If nothing else, you might consider just using (1) the HWs portion, (2) ab tags and (3) ls tags from my file to incorporate appropriately in Cologne style (whatever it is). [My file(s) can act as a guide for possible changes/improvements, as Jim is supposedly using my AP90.]
@Andhrabharati ,
ādheyaṃ -> ādheyaṁ
Is this intentional change or unintentional?
According to IAST specification https://en.wikipedia.org/wiki/International_Alphabet_of_Sanskrit_Transliteration ṃ
is the correct IAST one.
It is intentional, to facilitate character to character comparison (using just eye, not the brain!), as I was proofing with the print text. I thought of changing it back to IAST style at the end.
Of course, I have used the brain as well to correct the cases (1) and (4) of Sircar [as mentioned above].
OK. In that case, it would be wise for me to stop incorporating changes right now. Once you are through with your comparision and have made necessary changes, I will incorporate the changes. It will be a non-trivial activity, though.
Sure; most probably by tomorrow, I will be done with my (present) work on this.
@funderburkjim As you are now looking at this repo now, how would you suggest marking the "revised" lines, while incorporating the addenda matter in the main text? [There are just about 100 lines in Addenda.]
BTW, I've decided to incorporate the Addenda entries into the main text, by putting a comment (;) line at the end (after<LEND>
) of the entry.
This may be kept in mind to change/mark it in some other manner (if Jim suggests any).
occasional omission of diacritical marks in ā, ĕ, ŏ, ḍ, ṇ, ś, ṭ
Eagle-eye.
This may be kept in mind to change/mark it in some other manner (if Jim suggests any).
Your proposal is better than no proposal at all.
Seems it is time for me to post my IEG work now. ieg_Main.txt ieg_Appendices.txt
In addition to HWs proofing, I did some error corrections in internal text also, though very sparingly.
The points briefed earlier (as above) may be kept in mind while looking into these files. [Esp. attention is drawn to my comment lines starting with ';'.]
One addl. point is that, if the Grouped (G) and Dual (D) entries are expanded, quite many repeats would come into picture. Should these be left as is, as the L-numbers would be different, or should they be marked with [1], [2] as done in some other dictionaries?
Also if the transliteration I used is accepted, @funderburkjim might've to re-do his 'ea' work on this IEG.

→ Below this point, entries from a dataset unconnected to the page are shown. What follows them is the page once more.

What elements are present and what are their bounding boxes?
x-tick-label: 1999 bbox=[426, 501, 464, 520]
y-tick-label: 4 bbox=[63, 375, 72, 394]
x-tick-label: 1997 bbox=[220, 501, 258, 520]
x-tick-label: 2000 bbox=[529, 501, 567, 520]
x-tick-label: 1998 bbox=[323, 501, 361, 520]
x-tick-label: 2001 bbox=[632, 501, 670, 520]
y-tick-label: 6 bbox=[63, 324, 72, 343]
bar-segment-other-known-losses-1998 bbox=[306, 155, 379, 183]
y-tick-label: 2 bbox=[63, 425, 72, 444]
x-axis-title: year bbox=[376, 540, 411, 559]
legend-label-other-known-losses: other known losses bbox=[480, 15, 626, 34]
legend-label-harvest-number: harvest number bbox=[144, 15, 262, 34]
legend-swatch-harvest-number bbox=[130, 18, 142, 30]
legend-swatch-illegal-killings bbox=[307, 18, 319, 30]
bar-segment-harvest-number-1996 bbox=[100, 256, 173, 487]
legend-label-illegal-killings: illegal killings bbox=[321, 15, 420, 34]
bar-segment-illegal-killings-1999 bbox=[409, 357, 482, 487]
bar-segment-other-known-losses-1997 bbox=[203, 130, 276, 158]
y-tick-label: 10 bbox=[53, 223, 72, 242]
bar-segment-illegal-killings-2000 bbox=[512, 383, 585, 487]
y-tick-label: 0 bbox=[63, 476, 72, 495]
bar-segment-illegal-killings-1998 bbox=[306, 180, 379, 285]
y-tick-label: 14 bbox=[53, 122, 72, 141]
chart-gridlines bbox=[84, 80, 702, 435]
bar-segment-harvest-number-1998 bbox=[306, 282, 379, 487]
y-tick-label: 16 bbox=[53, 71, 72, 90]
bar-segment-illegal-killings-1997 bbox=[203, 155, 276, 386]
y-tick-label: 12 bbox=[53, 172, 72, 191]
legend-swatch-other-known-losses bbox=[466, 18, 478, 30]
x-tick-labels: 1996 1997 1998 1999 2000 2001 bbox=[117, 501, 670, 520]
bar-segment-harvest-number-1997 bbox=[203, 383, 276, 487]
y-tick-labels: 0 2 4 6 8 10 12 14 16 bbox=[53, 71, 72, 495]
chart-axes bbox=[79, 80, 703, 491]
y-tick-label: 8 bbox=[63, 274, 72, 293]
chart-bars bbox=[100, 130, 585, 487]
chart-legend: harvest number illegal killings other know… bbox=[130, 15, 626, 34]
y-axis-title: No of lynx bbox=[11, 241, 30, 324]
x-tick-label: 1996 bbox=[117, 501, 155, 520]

Incidentally, the l̤̣ is properly rendered only by few fonts (like Charis, Noto, Siddhanta1 etc.; the Old Standard Indologique font used by Cologne doesn't support this!). And this letter if rendered in Devanagari could be ऴ, as seen in some books.
These are the characters I got in these two files-
á: 1 d̤: 123 ě: 268 ï: 3 l̤: 411 l̤̣: 87 n̤: 51 ŏ: 38 r̤: 246 s̤: 18 t̤: 10
Also I would like to mention one point-
Though the transliteration scheme by Sircar shows the short e as ĕ (u+0115), it is completely rendered as ě (u+011B) inside the pages; probably due to the Greek words having this ě letter. [Greek orthography seems to be distinguishing between these two forms.]
Now, there are 370 entries marked with $, indicating non-SLP1 transliteration; they all come under non-Sanskrit category.
Old Standard Indologique font used by Cologne doesn't support this
Could be fixed, if I would be aware what else is missing there.
@drdhaval2785
I just happened to land here onto IEG, for some reason.
Seen that I can do quite an amount of work in this.
To start with, I had split the file into 4 parts (FrontPages, Main, Index and Addenda). ieg_FrontPages.txt ieg_Main.txt ieg_Index.txt ieg_Addenda.txt
And corrected the transliteration page in the front pages to match with the print book. [Apart from the transliterations, there are few typo errors in this page in Cologne text.] IEG Transliteration.txt
Should I continue (and post my work here, on this IEG)?